En los orígenes, en la época de Verbum, Espuela de Plata, Nadie Parecía y la propia Orígenes, tuve tratos y amistades con personas de gran valía, de esas que concurren para integrar la carne entrañable y la familia espiritual. Virgilio Piñera, Gaztelu, Rodríguez Feo, Baquero, Mariano, Portocarrero, Rodríguez Santos, Ardévol, Orbón, son algunos de los que estuvieron allí a la hora de fundar.

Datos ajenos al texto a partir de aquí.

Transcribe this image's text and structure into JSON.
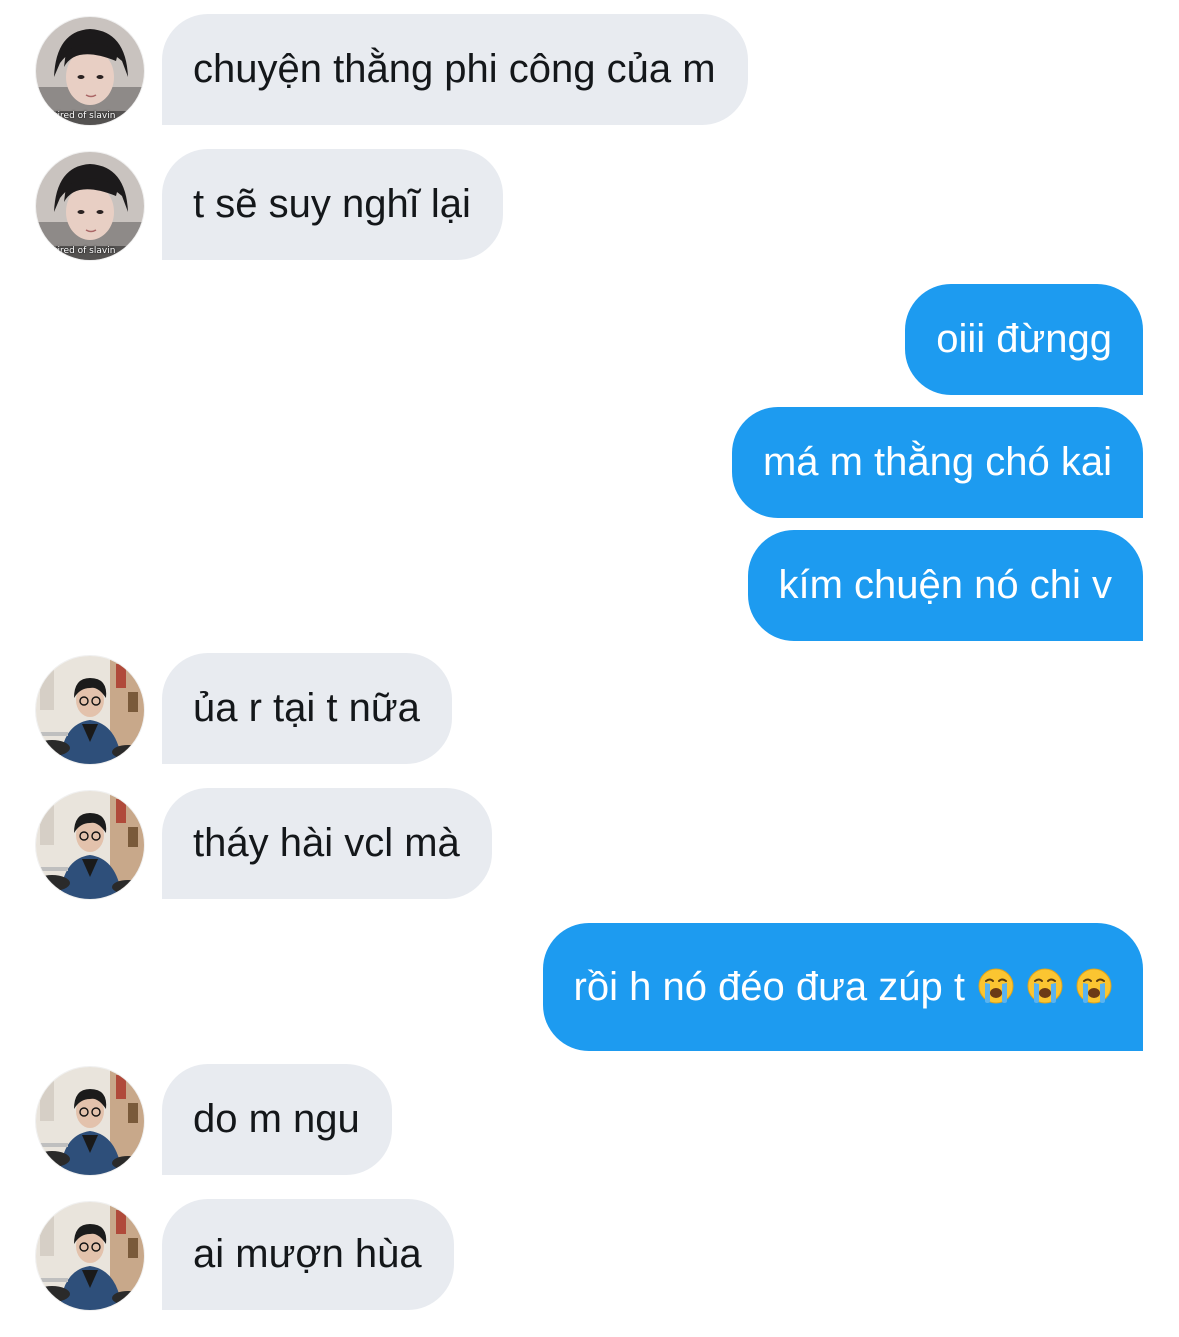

Orígenes, que fue una revista que no recibía favores, nos ayudó a un grupo a soportar la marea embravecida con solo un bote sin fondo y un remo a la deriva. Por esos días conocí fugazmente a muchos artistas, bohemios apenas, o al poeta incierto que cruzaba la calle para entregar un madrigal. Incluyo un episodio en el que aconsejo a un compatriota retorcido que robó un pan, un despavorido pan de los que nos debe el cielo. Son rostros que obtuvieron su persistencia y perviven en los orígenes.
De cualquier manera, mi soledad es incurable. Canto en el coro y canto en el baño. Logro armar algunas ripostas en la multitud, pero ello no me redime de las fulguraciones y ostracismos íntimos. Mi puerta está abierta siempre y no obstante comprendo que esa puerta precisamente me aísla del resto de la ciudad.